SmallSat missions frequently rely on space–ground communication paths that are asymmetric, multicast-oriented, intermittently available, or intentionally unidirectional. Many SmallSat and LEO architectures operate under tighter power, antenna size, and link-budget constraints than traditional GEO systems, and may rely on shorter contact windows, which can contribute to lower signal-to-noise ratios, burst packet loss, and limited or unavailable return channels. These conditions are common in missions supporting synthetic aperture radar, other high-volume sensing payloads, on-orbit processing, artificial intelligence workflows, alternative positioning, navigation and timing concepts, and intelligence, surveillance and reconnaissance data dissemination.

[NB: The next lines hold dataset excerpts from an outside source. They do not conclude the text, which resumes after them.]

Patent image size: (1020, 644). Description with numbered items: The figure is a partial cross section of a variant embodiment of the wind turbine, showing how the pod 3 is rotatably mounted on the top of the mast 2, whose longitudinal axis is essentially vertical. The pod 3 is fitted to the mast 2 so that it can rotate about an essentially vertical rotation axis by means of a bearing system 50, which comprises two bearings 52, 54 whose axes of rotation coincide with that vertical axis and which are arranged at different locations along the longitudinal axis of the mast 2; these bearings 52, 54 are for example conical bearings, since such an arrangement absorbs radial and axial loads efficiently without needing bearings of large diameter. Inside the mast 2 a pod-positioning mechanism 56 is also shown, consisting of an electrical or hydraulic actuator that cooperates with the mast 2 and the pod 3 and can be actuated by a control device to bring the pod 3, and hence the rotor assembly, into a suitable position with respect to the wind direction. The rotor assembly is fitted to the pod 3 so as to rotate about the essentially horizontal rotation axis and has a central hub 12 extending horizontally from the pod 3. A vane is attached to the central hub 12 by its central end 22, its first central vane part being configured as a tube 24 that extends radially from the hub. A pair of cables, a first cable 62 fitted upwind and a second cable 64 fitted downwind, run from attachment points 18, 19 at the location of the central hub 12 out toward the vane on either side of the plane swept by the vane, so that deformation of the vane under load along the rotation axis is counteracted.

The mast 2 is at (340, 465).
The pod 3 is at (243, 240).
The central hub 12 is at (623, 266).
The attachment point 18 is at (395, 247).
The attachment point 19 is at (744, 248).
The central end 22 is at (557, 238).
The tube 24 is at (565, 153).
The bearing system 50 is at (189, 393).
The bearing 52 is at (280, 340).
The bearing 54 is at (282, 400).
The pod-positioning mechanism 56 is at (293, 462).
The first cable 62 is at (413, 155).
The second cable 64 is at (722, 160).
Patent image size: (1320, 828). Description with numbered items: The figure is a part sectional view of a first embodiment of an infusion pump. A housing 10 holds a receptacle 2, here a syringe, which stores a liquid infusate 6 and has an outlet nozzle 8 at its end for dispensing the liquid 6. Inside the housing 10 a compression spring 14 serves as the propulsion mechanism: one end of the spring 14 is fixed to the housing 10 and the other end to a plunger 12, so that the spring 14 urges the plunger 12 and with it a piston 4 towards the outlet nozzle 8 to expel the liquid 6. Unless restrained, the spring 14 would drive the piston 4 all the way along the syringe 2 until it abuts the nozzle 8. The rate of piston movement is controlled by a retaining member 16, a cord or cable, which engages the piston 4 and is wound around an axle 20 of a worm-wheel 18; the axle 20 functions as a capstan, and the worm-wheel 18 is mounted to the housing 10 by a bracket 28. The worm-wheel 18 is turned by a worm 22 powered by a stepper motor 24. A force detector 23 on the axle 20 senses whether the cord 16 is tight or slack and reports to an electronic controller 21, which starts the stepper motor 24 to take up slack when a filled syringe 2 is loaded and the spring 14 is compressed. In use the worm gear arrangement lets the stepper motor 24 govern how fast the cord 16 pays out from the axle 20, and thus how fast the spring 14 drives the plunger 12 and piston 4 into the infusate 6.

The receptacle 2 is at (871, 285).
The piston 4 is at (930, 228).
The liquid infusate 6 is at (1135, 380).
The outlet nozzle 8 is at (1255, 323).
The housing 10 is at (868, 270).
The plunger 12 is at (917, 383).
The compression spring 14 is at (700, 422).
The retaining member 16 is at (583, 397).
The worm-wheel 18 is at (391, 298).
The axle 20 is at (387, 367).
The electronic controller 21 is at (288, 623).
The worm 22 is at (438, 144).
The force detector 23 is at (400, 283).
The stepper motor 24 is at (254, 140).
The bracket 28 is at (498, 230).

These constraints become more pronounced in hybrid GEO–LEO architectures, mobile or distributed ground stations and government-controlled satellite networks, where heterogeneous links, frequent handovers and fragmented reception limit the usefulness of feedback. In broadcast and multicast delivery, approaches that depend on feedback or complete reception within a single downlink contact lead to unpredictable delays, incomplete deliveries and strong operational dependence between space and ground segments.
This paper examines application-layer data delivery techniques for broadcast and multicast environments, including packetization strategies, application-layer forward error correction, time-distributed redundancy and rateless erasure coding. These methods allow receivers to reconstruct data across multiple, non-contiguous contact windows rather than relying on retransmission or receiver feedback. The paper contrasts link-layer and application-layer error correction, examines the limits of retransmission-based models, and describes how accumulation-based delivery better aligns with intermittent, one-way and hybrid space–ground networks.